Central Collaboration Area
This "intellectual fusion" space facilitates a culture of collaboration among researchers from on and off campus. With a common work area, new research can develop through faculty interaction.
Loomis Group Conference Room
This cyber-enabled meeting environment—named for Loomis Group, the international marketing company founded by president and chief executive officer Jeff Loomis '83— allows faculty, students, and industry collaborators to present findings to interested research groups outside Oregon.
Partnership Laboratories
Beaverton-based Voxtel, Inc. is the first company to reserve prime space in the Partnership Laboratories.

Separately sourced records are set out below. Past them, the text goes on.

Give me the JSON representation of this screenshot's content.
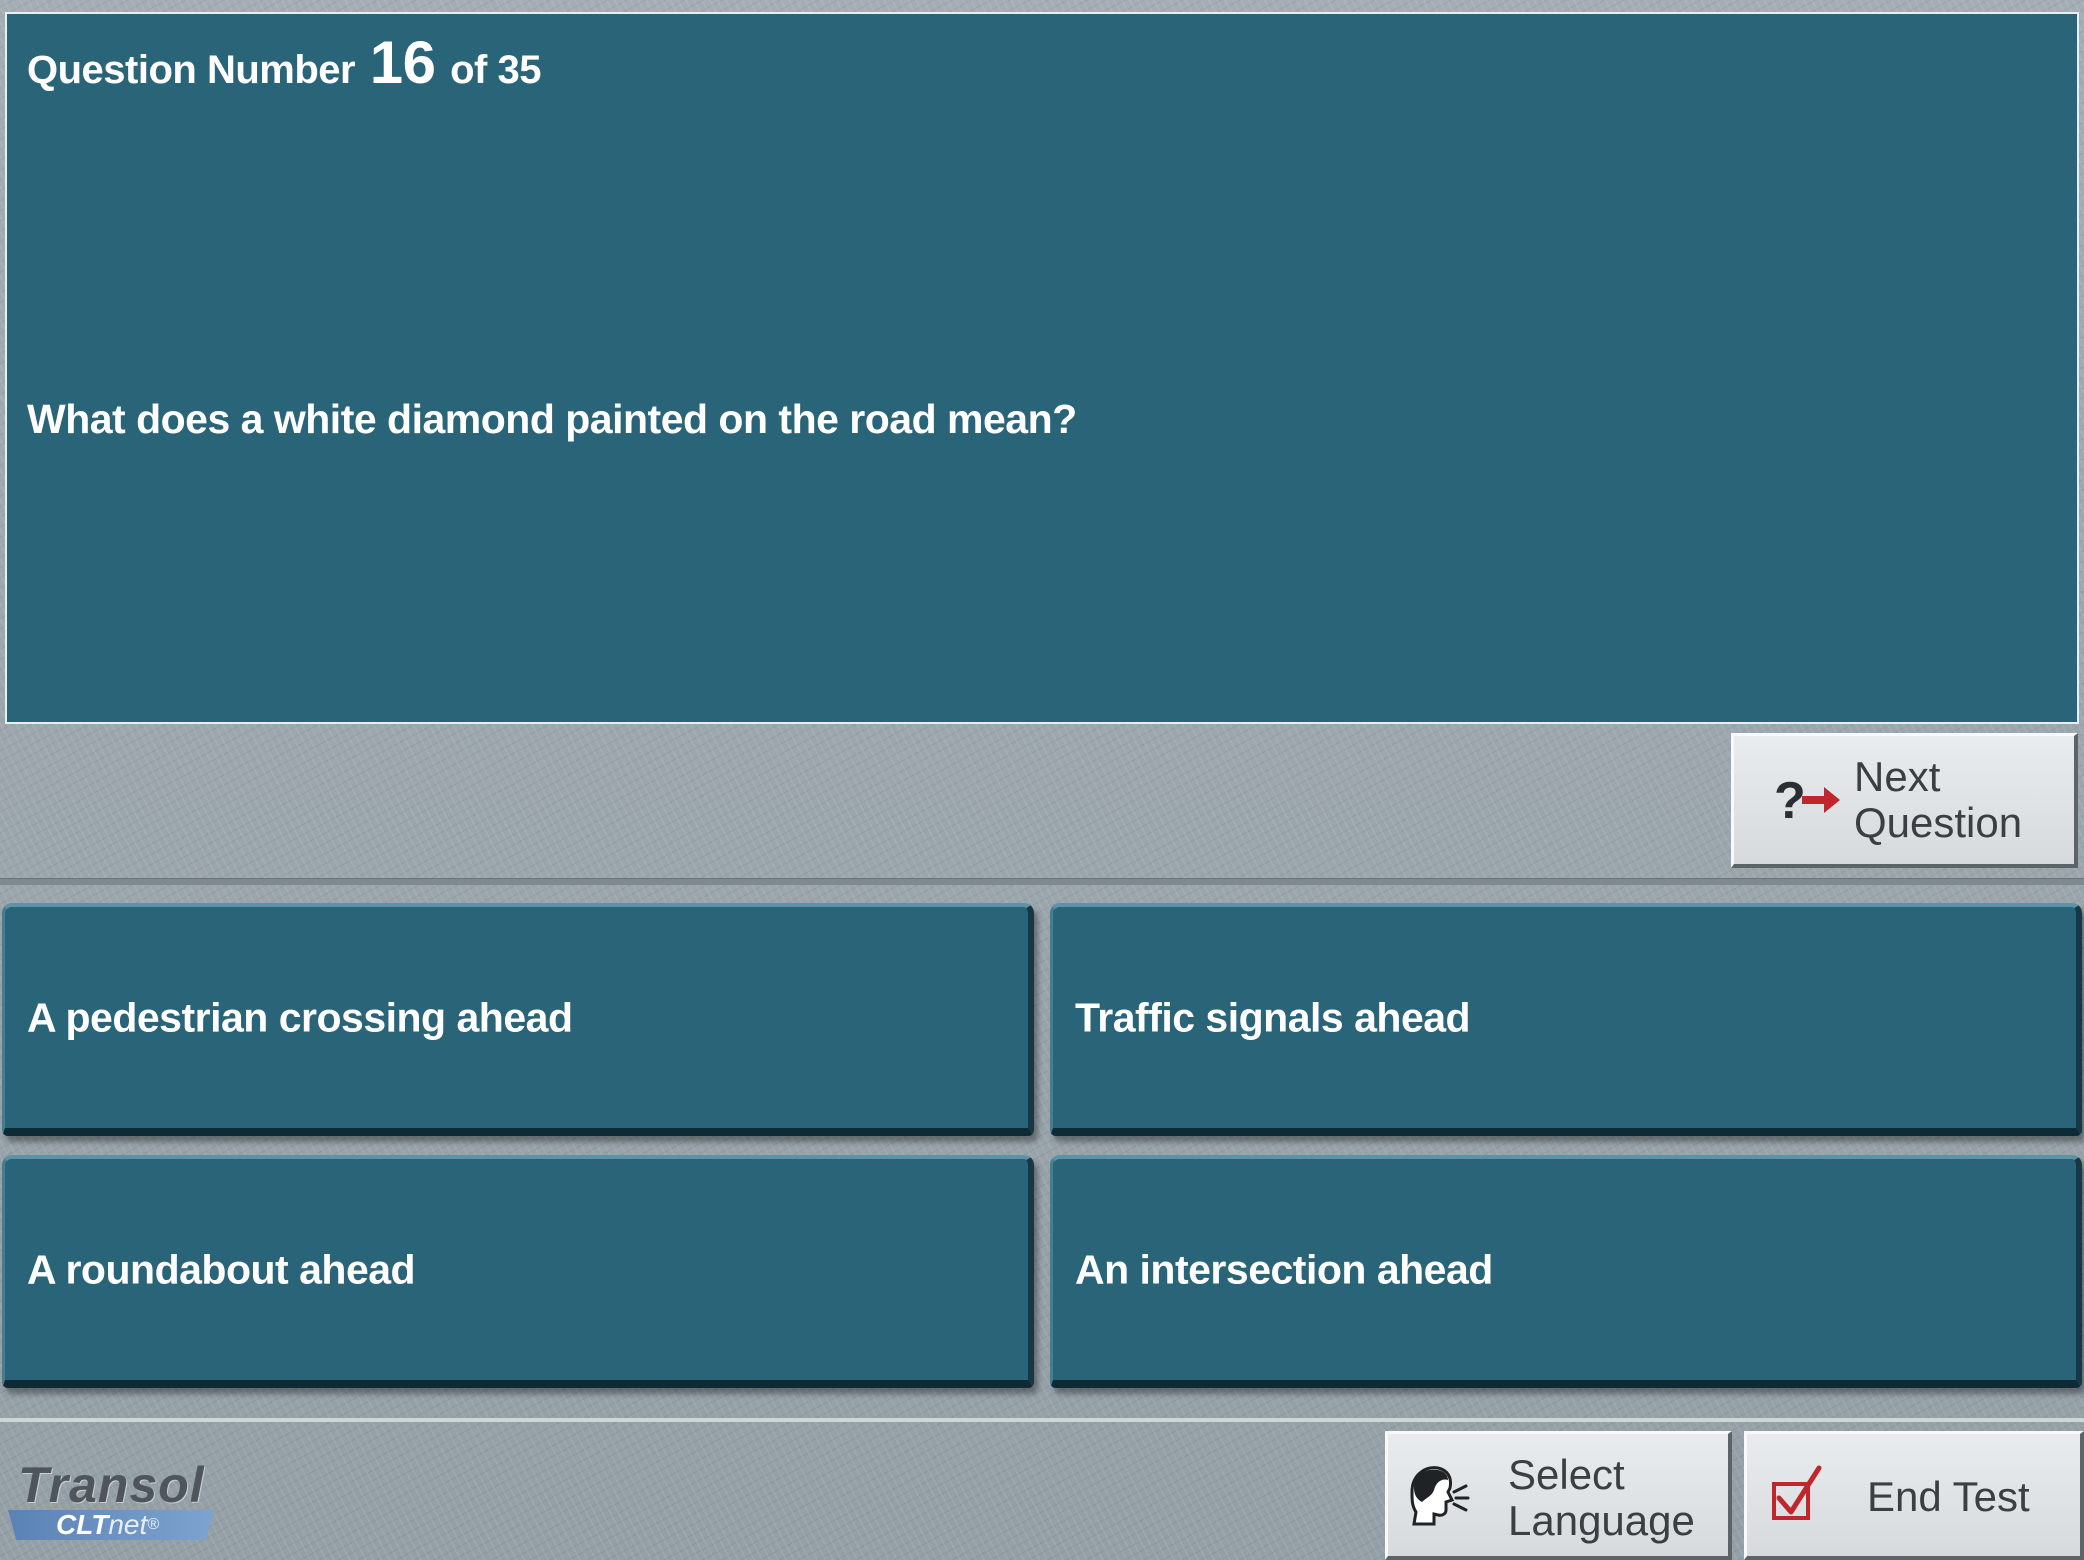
{
  "question": {
    "header_prefix": "Question Number",
    "number": "16",
    "header_suffix": "of 35",
    "text": "What does a white diamond painted on the road mean?"
  },
  "answers": [
    {
      "label": "A pedestrian crossing ahead"
    },
    {
      "label": "Traffic signals ahead"
    },
    {
      "label": "A roundabout ahead"
    },
    {
      "label": "An intersection ahead"
    }
  ],
  "buttons": {
    "next_question": {
      "label": "Next\nQuestion",
      "icon": "question-arrow-icon"
    },
    "select_language": {
      "label": "Select\nLanguage",
      "icon": "speaking-head-icon"
    },
    "end_test": {
      "label": "End Test",
      "icon": "checkbox-tick-icon"
    }
  },
  "logo": {
    "brand": "Transol",
    "product_bold": "CLT",
    "product_rest": "net",
    "mark": "®"
  },
  "colors": {
    "panel": "#2a6479",
    "panel_border": "#e9eef0",
    "background": "#9aa5ab",
    "button_face": "#e0e3e6",
    "accent_red": "#c0262b",
    "logo_blue": "#6a93c4"
  }
}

The company is an award-winning maker of high-performance photonic devices used for a wide range of government, industrial and scientific markets including space applications.
Semiconductor Lab
Primarily a teaching space for graduate students in chemistry and physics, this lab will continue to build on the innovative master's degree program affiliated with the UO Materials Science Institute, which combines interdisciplinary, industry-informed curricula with internships for every student. Students in this program also collaborate with law and M.B.A. students in the Technology Entrepreneurship Program.